Hamas liderlerinden Tahir en-Nunu, Washington'un Hamas'ı sahneden çekmediğini söyledi

Hamas üyeleri Gazze Şeridi'nin güneyindeki Refah'ta esirleri Kızılhaç temsilcilerine teslim etmeye hazırlanıyor. (Arşiv - Reuters)
Hamas üyeleri Gazze Şeridi'nin güneyindeki Refah'ta esirleri Kızılhaç temsilcilerine teslim etmeye hazırlanıyor. (Arşiv - Reuters)
TT

Hamas'ın Gazze Şeridi'nden çıkarılması konusundaki belirsizlik ve anlaşmazlıklar müzakereleri zorlaştırıyor

Hamas üyeleri Gazze Şeridi'nin güneyindeki Refah'ta esirleri Kızılhaç temsilcilerine teslim etmeye hazırlanıyor. (Arşiv - Reuters)
Hamas üyeleri Gazze Şeridi'nin güneyindeki Refah'ta esirleri Kızılhaç temsilcilerine teslim etmeye hazırlanıyor. (Arşiv - Reuters)

Hamas'ın Gazze Şeridi'nin gelecekteki yönetiminden çıkarılıp çıkarılmayacağına ilişkin belirsizlik ve kafa karışıklığı, özellikle de hareketin Washington'un kendisiyle doğrudan müzakerelerde siyaset sahnesinden çıkarılmasını istemediği yönündeki iddialarının ardından artıyor. Ancak konu hakkında bilgi sahibi bir Mısırlı kaynak Şarku’l Avsat'a, “Mısır ve Katar'daki arabulucuların sürecin karmaşıklığına rağmen durumla başa çıkabilecek kabiliyete sahip olduklarını” söyledi.

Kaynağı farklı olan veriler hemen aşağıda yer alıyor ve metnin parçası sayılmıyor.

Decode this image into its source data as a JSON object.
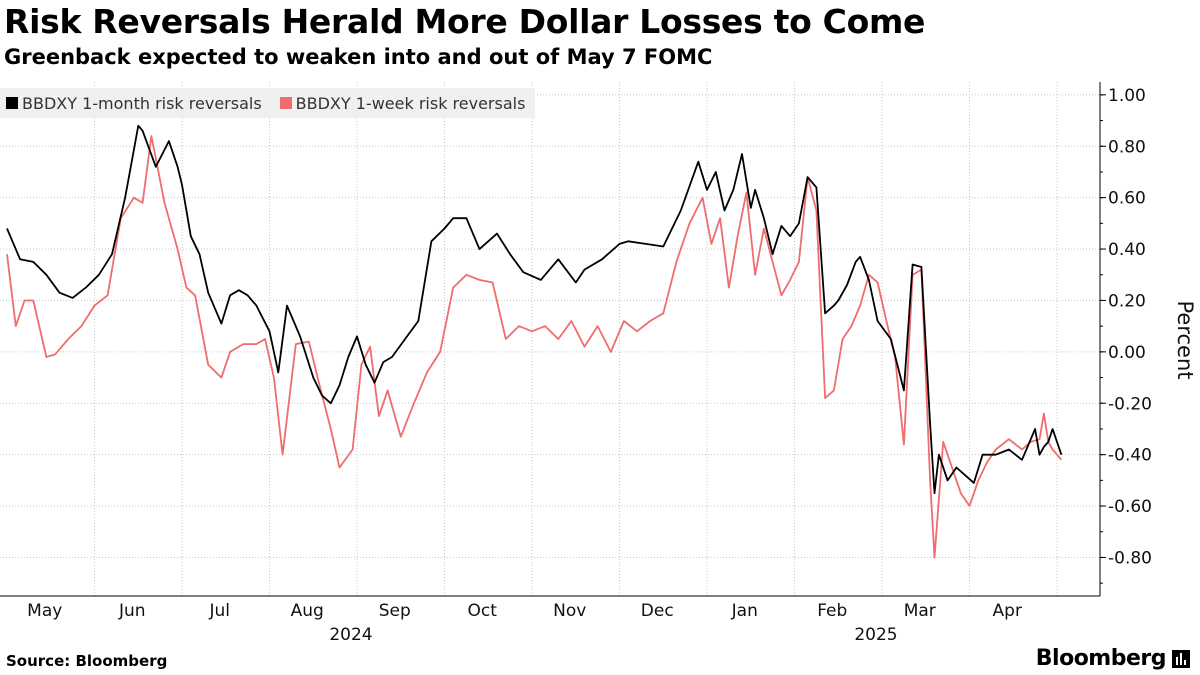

Hamas liderlerinden Tahir en-Nunu pazar günü Reuters'a yaptığı açıklamada, Hamas liderleri ile ABD'nin rehine işlerinden sorumlu özel temsilcisi Adam Boehler arasında birkaç toplantı yapıldığını doğruladı.

En-Nunu, “Doha'da çifte vatandaşlığa sahip bir esirin serbest bırakılmasına odaklanan birkaç toplantı yapıldı. Filistin halkının çıkarları doğrultusunda olumlu ve büyük bir esneklikle hareket ettik” ifadelerini kullandı.

En-Nunu, Hamas temsilcileriyle gerçekleştirilen diyalog oturumlarında ABD tarafının Hamas'ın Filistin siyasi sahnesinden çıkarılmasını önermediğini belirtti.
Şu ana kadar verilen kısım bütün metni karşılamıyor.